Between December 2017 and January 2018, AS10512 hijacked the prefixes of Spectrum (AS11426), a major US broadband provider. AS10512 was allocated over 17 years before this incident and never advertised BGP prefixes. It was then captured and used to suddenly create 60/16 prefixes.
We also noticed AS7449 (magenta line) waking up in BGP at the same time as AS10512 after years of inactivity. Digging deeper into a strange coincidence, we found that both ASNs had the same direct input data stream, AS203040, the ASN infamously known as BGP Hijack Factory. It is most likely that S203040 created and shared with its neighbors fake BGP advertisements with these (hijacked) ASNs as sources and itself as the first hop, masquerading as their transit.
Read: Shutting down the BGP Hijack Factory
We also identified another similar attack involving AS28071 and AS262916, which shared the same direct input data stream (AS52302)) which was flagged as malicious on the mailing list of Latin American operators.
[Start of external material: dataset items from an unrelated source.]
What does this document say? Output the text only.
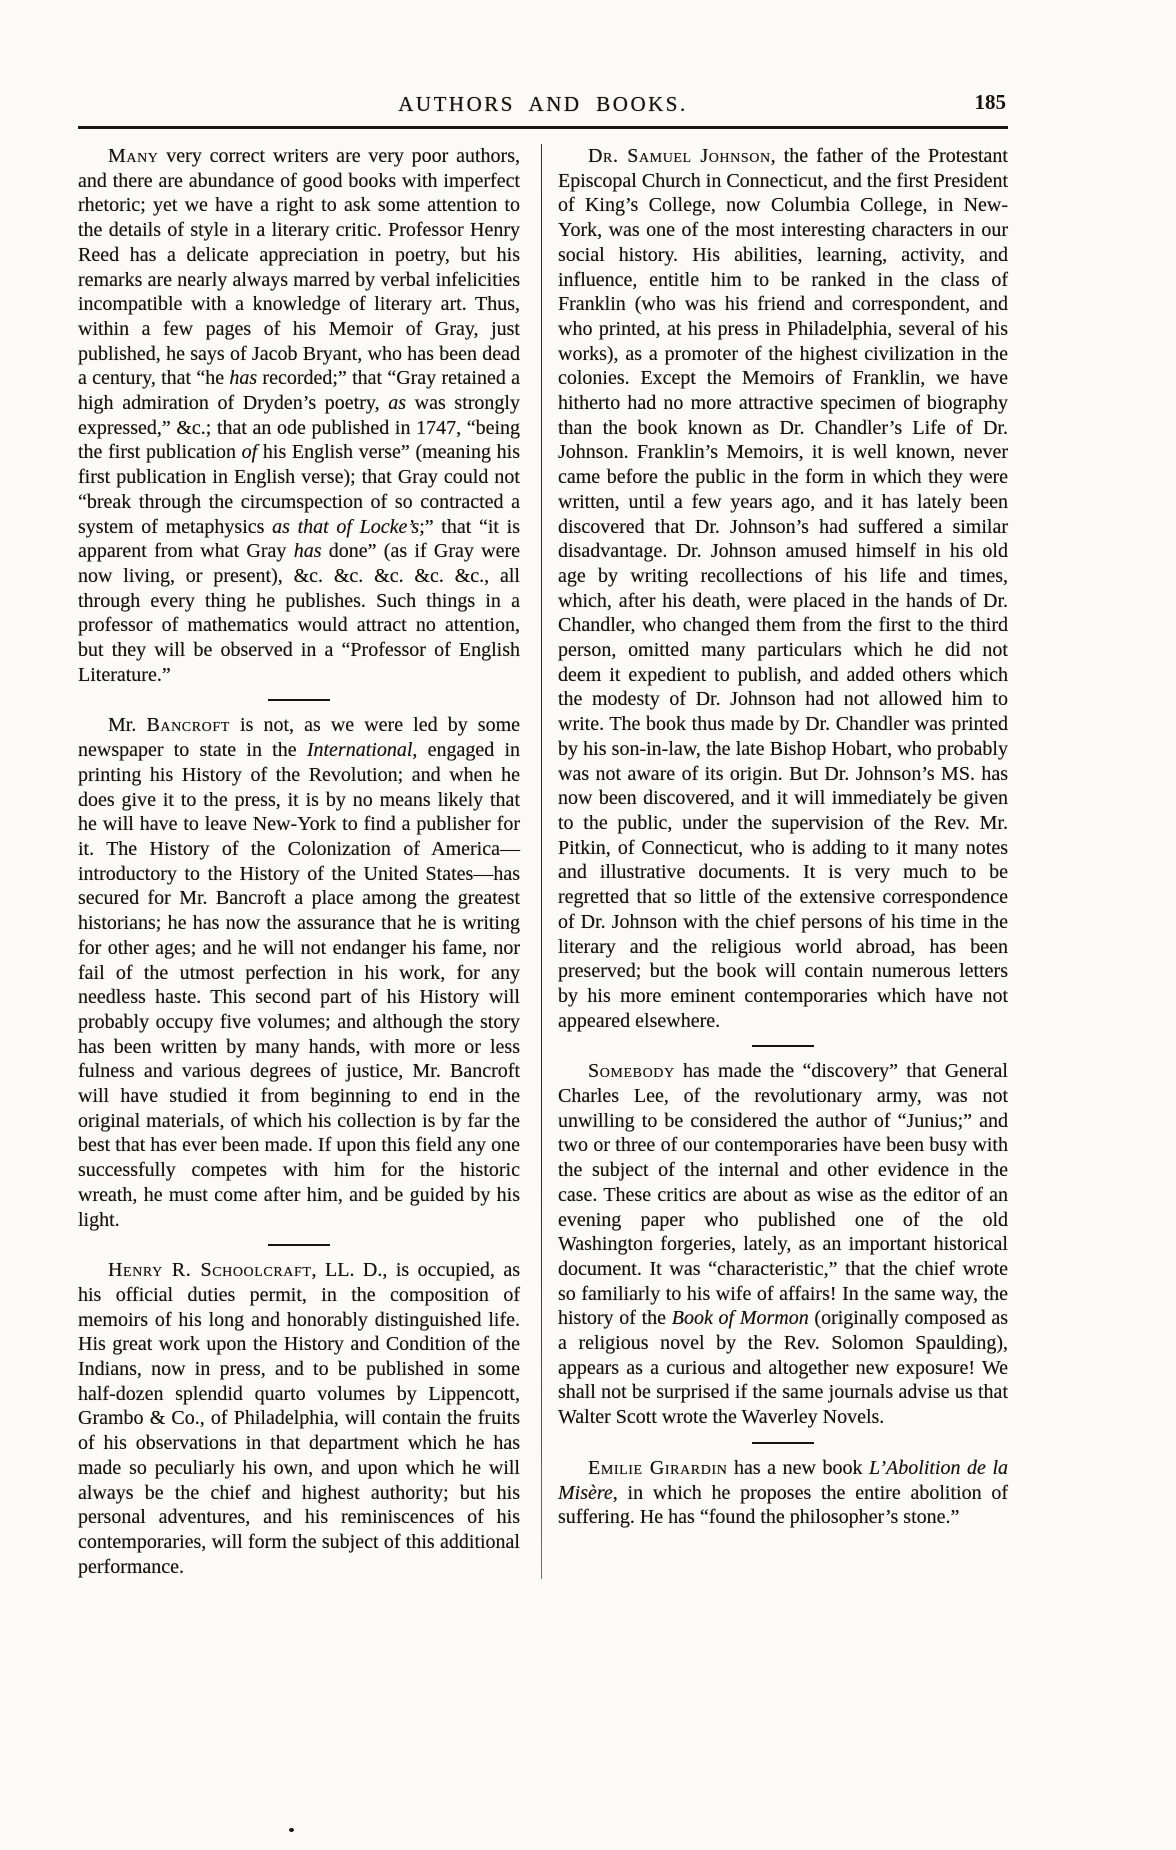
AUTHORS AND BOOKS.	185

Many very correct writers are very poor authors, and there are abundance of good books with imperfect rhetoric; yet we have a right to ask some attention to the details of style in a literary critic. Professor Henry Reed has a delicate appreciation in poetry, but his remarks are nearly always marred by verbal infelicities incompatible with a knowledge of literary art. Thus, within a few pages of his Memoir of Gray, just published, he says of Jacob Bryant, who has been dead a century, that “he has recorded;” that “Gray retained a high admiration of Dryden’s poetry, as was strongly expressed,” &c.; that an ode published in 1747, “being the first publication of his English verse” (meaning his first publication in English verse); that Gray could not “break through the circumspection of so contracted a system of metaphysics as that of Locke’s;” that “it is apparent from what Gray has done” (as if Gray were now living, or present), &c. &c. &c. &c. &c., all through every thing he publishes. Such things in a professor of mathematics would attract no attention, but they will be observed in a “Professor of English Literature.”

Mr. Bancroft is not, as we were led by some newspaper to state in the International, engaged in printing his History of the Revolution; and when he does give it to the press, it is by no means likely that he will have to leave New-York to find a publisher for it. The History of the Colonization of America—introductory to the History of the United States—has secured for Mr. Bancroft a place among the greatest historians; he has now the assurance that he is writing for other ages; and he will not endanger his fame, nor fail of the utmost perfection in his work, for any needless haste. This second part of his History will probably occupy five volumes; and although the story has been written by many hands, with more or less fulness and various degrees of justice, Mr. Bancroft will have studied it from beginning to end in the original materials, of which his collection is by far the best that has ever been made. If upon this field any one successfully competes with him for the historic wreath, he must come after him, and be guided by his light.

Henry R. Schoolcraft, LL. D., is occupied, as his official duties permit, in the composition of memoirs of his long and honorably distinguished life. His great work upon the History and Condition of the Indians, now in press, and to be published in some half-dozen splendid quarto volumes by Lippencott, Grambo & Co., of Philadelphia, will contain the fruits of his observations in that department which he has made so peculiarly his own, and upon which he will always be the chief and highest authority; but his personal adventures, and his reminiscences of his contemporaries, will form the subject of this additional performance.

Dr. Samuel Johnson, the father of the Protestant Episcopal Church in Connecticut, and the first President of King’s College, now Columbia College, in New-York, was one of the most interesting characters in our social history. His abilities, learning, activity, and influence, entitle him to be ranked in the class of Franklin (who was his friend and correspondent, and who printed, at his press in Philadelphia, several of his works), as a promoter of the highest civilization in the colonies. Except the Memoirs of Franklin, we have hitherto had no more attractive specimen of biography than the book known as Dr. Chandler’s Life of Dr. Johnson. Franklin’s Memoirs, it is well known, never came before the public in the form in which they were written, until a few years ago, and it has lately been discovered that Dr. Johnson’s had suffered a similar disadvantage. Dr. Johnson amused himself in his old age by writing recollections of his life and times, which, after his death, were placed in the hands of Dr. Chandler, who changed them from the first to the third person, omitted many particulars which he did not deem it expedient to publish, and added others which the modesty of Dr. Johnson had not allowed him to write. The book thus made by Dr. Chandler was printed by his son-in-law, the late Bishop Hobart, who probably was not aware of its origin. But Dr. Johnson’s MS. has now been discovered, and it will immediately be given to the public, under the supervision of the Rev. Mr. Pitkin, of Connecticut, who is adding to it many notes and illustrative documents. It is very much to be regretted that so little of the extensive correspondence of Dr. Johnson with the chief persons of his time in the literary and the religious world abroad, has been preserved; but the book will contain numerous letters by his more eminent contemporaries which have not appeared elsewhere.

Somebody has made the “discovery” that General Charles Lee, of the revolutionary army, was not unwilling to be considered the author of “Junius;” and two or three of our contemporaries have been busy with the subject of the internal and other evidence in the case. These critics are about as wise as the editor of an evening paper who published one of the old Washington forgeries, lately, as an important historical document. It was “characteristic,” that the chief wrote so familiarly to his wife of affairs! In the same way, the history of the Book of Mormon (originally composed as a religious novel by the Rev. Solomon Spaulding), appears as a curious and altogether new exposure! We shall not be surprised if the same journals advise us that Walter Scott wrote the Waverley Novels.

Emilie Girardin has a new book L’Abolition de la Misère, in which he proposes the entire abolition of suffering. He has “found the philosopher’s stone.”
Recovery of unused ASNs matters
As shown, hijackers are always one step ahead, carefully choosing idle ASNs to make their attacks more subtle. In our research, we found two categories of seemingly dormant (dedicated but not used) ASNs that hijackers can use:
ASNs with a significant lag between the end of BGP activity and their recovery, typically greater than 10 months.
ASNs that are owned by organizations that kept their ASN allocations even if they don’t use them in BGP. Examples of such organizations are the US Department of Defense and the Air Force and companies that received large blocks of ASN allocations in the early years of the Internet.
These results show that more fault-tolerant principles for recovering ASNs that have not been used for a long time will benefit the routing ecosystem.
*Now imagine if this could affect you directly… The entire Internet is made up of thousands of interconnected Autonomous Systems (ASes).
And they exist in two dimensions – administrative and operational. RIRs and BGPs.